Am Telefon mit Jesus

Gestern habe ich Jesus Christus am Telefon gehabt. Ein Anruf von einer Handy-Nummer. Angefangen hat alles ganz normal. Eine ältere Männerstimme möchte mit unserem Chefredaktor sprechen. Der ist noch nicht da. Auch ein anderer Theologe und Journalist wäre ihm recht. Ich weise ihn darauf hin, dass Ferienzeit ist und deshalb gerade niemand verfügbar. Ob ich ihm weiterhelfen könne? Und so beginnt er zu erklären.

Er sei geboren als H. S., aber in Wirklichkeit sei er Jesus Christus. Der Vater denke zwar, dass er noch nicht bereit sei, aber er wolle jetzt an die Öffentlichkeit gehen.

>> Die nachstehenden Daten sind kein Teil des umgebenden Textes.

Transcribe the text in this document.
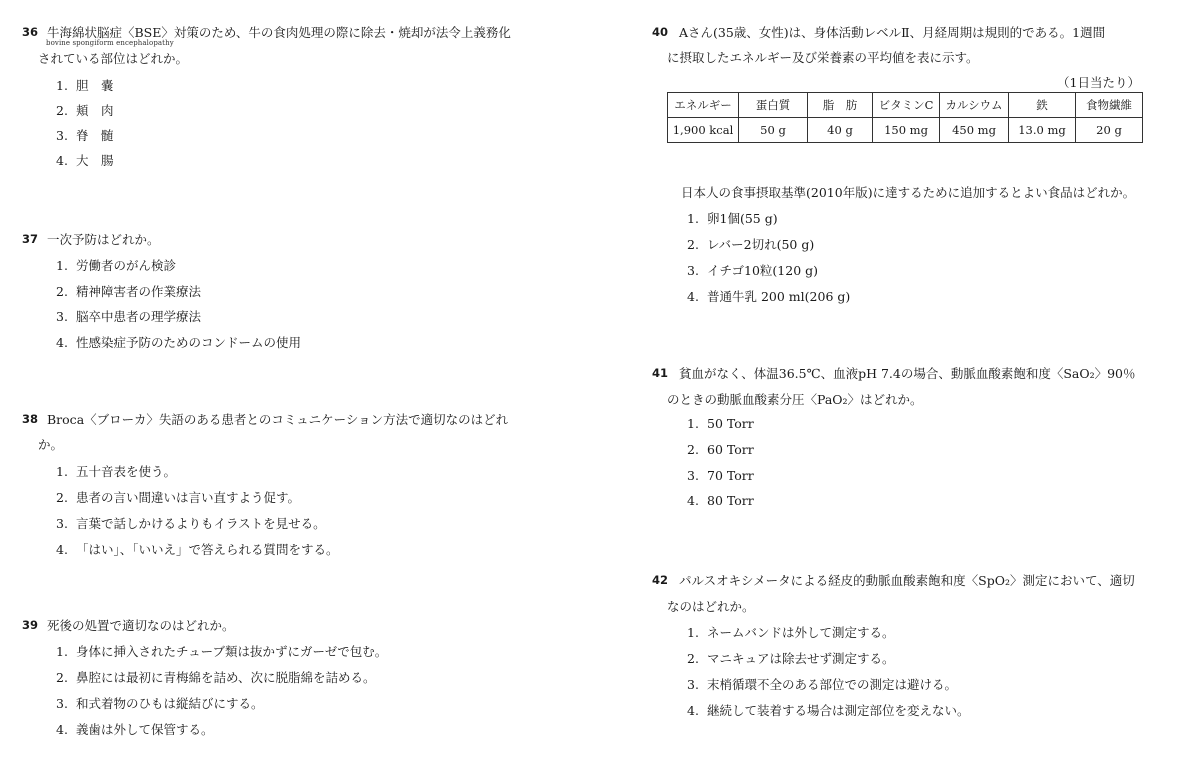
36 牛海綿状脳症〈BSE〉対策のため、牛の食肉処理の際に除去・焼却が法令上義務化
bovine spongiform encephalopathy
されている部位はどれか。
1. 胆　嚢
2. 頬　肉
3. 脊　髄
4. 大　腸
37 一次予防はどれか。
1. 労働者のがん検診
2. 精神障害者の作業療法
3. 脳卒中患者の理学療法
4. 性感染症予防のためのコンドームの使用
38 Broca〈ブローカ〉失語のある患者とのコミュニケーション方法で適切なのはどれ
か。
1. 五十音表を使う。
2. 患者の言い間違いは言い直すよう促す。
3. 言葉で話しかけるよりもイラストを見せる。
4. 「はい」、「いいえ」で答えられる質問をする。
39 死後の処置で適切なのはどれか。
1. 身体に挿入されたチューブ類は抜かずにガーゼで包む。
2. 鼻腔には最初に青梅綿を詰め、次に脱脂綿を詰める。
3. 和式着物のひもは縦結びにする。
4. 義歯は外して保管する。
40 Aさん(35歳、女性)は、身体活動レベルⅡ、月経周期は規則的である。1週間
に摂取したエネルギー及び栄養素の平均値を表に示す。
（1日当たり）
エネルギー	蛋白質	脂　肪	ビタミンC	カルシウム	鉄	食物繊維
1,900 kcal	50 g	40 g	150 mg	450 mg	13.0 mg	20 g
日本人の食事摂取基準(2010年版)に達するために追加するとよい食品はどれか。
1. 卵1個(55 g)
2. レバー2切れ(50 g)
3. イチゴ10粒(120 g)
4. 普通牛乳 200 ml(206 g)
41 貧血がなく、体温36.5℃、血液pH 7.4の場合、動脈血酸素飽和度〈SaO₂〉90％
のときの動脈血酸素分圧〈PaO₂〉はどれか。
1. 50 Torr
2. 60 Torr
3. 70 Torr
4. 80 Torr
42 パルスオキシメータによる経皮的動脈血酸素飽和度〈SpO₂〉測定において、適切
なのはどれか。
1. ネームバンドは外して測定する。
2. マニキュアは除去せず測定する。
3. 末梢循環不全のある部位での測定は避ける。
4. 継続して装着する場合は測定部位を変えない。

Der Katholische Mediendienst werde ihm doch sicher dabei helfen. Mit dem Blitz habe er es auch schon versucht, aber der Vater denke, dass er noch nicht so weit sei.

Wie hätten Sie in dieser Situation reagiert? – Ich hätte mit Ironie reagieren können: Seine wahre Identität solle er besser geheim halten; er wisse ja, was vor gut 2 000 Jahren passiert sei. Ich konnte der Versuchung widerstehen und bemühte mich, ihn schonend auf eine seelsorgerliche oder psychologische Betreuung vorzubereiten. Das kenne er alles schon. Bei Bruder K. im Kloster L. sei er schon öfter gewesen, aber der nehme sich nicht genügend Zeit für ihn. Sein Pfarrer gehe auch nicht wirklich auf ihn ein. Inzwischen werde er nur noch mit dem Anrufbeantworter verbunden. Ein ehemaliger Priester, der jetzt eine psychologische Praxis betreibe – ja, ja, dachte ich, das ist es –, sei nicht mehr auffindbar. Ich fand ihn auch nicht.

Als «Jesus» dann begann, mir seine Vorstellungen einer katholischen Moraltheologie zu erläutern (es gebe doch nichts Wichtigeres als Liebe und Sexualität und das müsse die Öffentlichkeit von ihm, Jesus Christus, jetzt endlich erfahren), neigte sich auch meine Geduld ihrem Ende entgegen. Mit dem Hinweis, dass ich hier nur der Techniker sei, wurde ich ihn nach einer halben Stunde endlich los: Nein, von Technik verstehe er gar nichts.

Nach dem Gespräch überlegte ich mir: Was würde ich Jesus wirklich empfehlen, wenn er in der heutigen Zeit seine Gedanken verbreiten wollte? Wäre er beim Katholischen Mediendienst und bei den kirchlichen Medien an der richtigen Stelle? Wohl kaum. Unsere Reichweite ist trotz aller Anstrengungen eher bescheiden. – Fände er bei den klassischen Medien eine Plattform? Es wäre eine Meinung unter vielen. – Müsste er sich in den sozialen Medien engagieren? Das sicher, aber da verschwänden seine Ideen auch in der Flut anderer Lebens- und Weltentwürfe.

Was also würde ich Jesus empfehlen? Ganz einfach – und darauf sind er und/oder seine Promotoren schon vor mehr als 2 000 Jahren gekommen: Wirke Wunder, dann ist dir die Aufmerksamkeit gewiss!